Setelah hari-hari kejayaan itu datang musim kemarau besar, dan klub hanya kembali ke eselon atas sepak bola Spanyol dengan penunjukan Javier Clemente sebagai manajer pada tahun 1981. Gayanya yang berpikiran agresif terbukti menjadi taktik yang sangat efektif, dan Athletic memenangkan dua La berturut-turut. Gelar Liga (1983 dan 1984) di bawah kepemimpinannya.
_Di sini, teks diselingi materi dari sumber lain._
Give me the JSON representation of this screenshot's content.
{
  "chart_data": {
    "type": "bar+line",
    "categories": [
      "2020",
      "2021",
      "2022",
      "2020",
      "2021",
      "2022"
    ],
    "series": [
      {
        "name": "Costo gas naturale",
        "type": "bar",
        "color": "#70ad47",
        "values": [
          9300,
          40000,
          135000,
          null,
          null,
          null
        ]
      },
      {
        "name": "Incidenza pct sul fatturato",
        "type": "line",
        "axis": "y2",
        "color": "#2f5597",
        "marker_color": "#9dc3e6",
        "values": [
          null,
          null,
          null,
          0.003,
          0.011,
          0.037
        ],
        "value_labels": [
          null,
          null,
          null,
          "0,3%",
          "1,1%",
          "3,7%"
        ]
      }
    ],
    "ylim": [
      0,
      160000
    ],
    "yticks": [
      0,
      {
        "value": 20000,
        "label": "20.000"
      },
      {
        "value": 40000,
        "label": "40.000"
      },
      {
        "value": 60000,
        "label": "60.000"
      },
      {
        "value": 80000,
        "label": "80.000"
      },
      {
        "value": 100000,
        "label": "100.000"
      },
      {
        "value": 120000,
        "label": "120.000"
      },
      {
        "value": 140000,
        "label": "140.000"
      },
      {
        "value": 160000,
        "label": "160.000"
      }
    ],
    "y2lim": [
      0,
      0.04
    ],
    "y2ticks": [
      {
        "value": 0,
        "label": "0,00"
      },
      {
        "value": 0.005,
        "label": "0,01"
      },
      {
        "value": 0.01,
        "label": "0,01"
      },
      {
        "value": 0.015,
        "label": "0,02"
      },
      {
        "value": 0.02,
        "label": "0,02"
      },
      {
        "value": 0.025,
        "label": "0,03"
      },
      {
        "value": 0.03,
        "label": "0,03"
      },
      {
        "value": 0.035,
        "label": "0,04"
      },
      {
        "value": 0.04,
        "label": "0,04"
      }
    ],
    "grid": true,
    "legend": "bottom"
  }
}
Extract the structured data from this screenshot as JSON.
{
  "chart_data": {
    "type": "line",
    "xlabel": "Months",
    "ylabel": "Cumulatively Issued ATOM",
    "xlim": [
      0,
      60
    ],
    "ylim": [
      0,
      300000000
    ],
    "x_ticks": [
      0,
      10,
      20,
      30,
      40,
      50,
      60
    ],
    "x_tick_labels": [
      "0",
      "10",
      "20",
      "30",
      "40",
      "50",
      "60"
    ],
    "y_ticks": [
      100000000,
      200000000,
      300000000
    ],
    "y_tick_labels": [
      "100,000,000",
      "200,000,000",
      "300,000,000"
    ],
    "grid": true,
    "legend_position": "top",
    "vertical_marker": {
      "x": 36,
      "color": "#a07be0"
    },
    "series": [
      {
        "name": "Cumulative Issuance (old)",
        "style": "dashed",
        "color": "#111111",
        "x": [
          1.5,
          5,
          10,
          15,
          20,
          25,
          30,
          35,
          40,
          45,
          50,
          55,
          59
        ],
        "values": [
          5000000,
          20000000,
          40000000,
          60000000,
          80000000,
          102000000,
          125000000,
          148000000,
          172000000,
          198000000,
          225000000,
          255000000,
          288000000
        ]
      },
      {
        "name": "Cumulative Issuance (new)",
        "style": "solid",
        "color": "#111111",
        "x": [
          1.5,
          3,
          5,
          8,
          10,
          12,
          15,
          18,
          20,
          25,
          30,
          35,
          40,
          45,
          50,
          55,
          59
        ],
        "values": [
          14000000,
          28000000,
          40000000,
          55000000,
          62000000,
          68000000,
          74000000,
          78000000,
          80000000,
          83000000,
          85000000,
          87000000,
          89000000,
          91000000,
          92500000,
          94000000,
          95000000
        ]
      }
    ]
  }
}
Tim terkadang bermain dengan fisik yang luar biasa dan terutama pertandingan melawan Barca yang sengit. Terkenal adalah final Copa del Rey 1984 yang termasuk apa yang mungkin menjadi perkelahian terbesar pada level itu dalam permainan di zaman modern. Pertarungan yang dimulai di lapangan setelah peluit akhir termasuk tendangan terbang dari beberapa pemain. Di tengah badai itu ada Diego Maradona yang selama pertandingan sempat mendapat perlakuan kejam dari lawan-lawannya untuk sementara berubah menjadi petarung.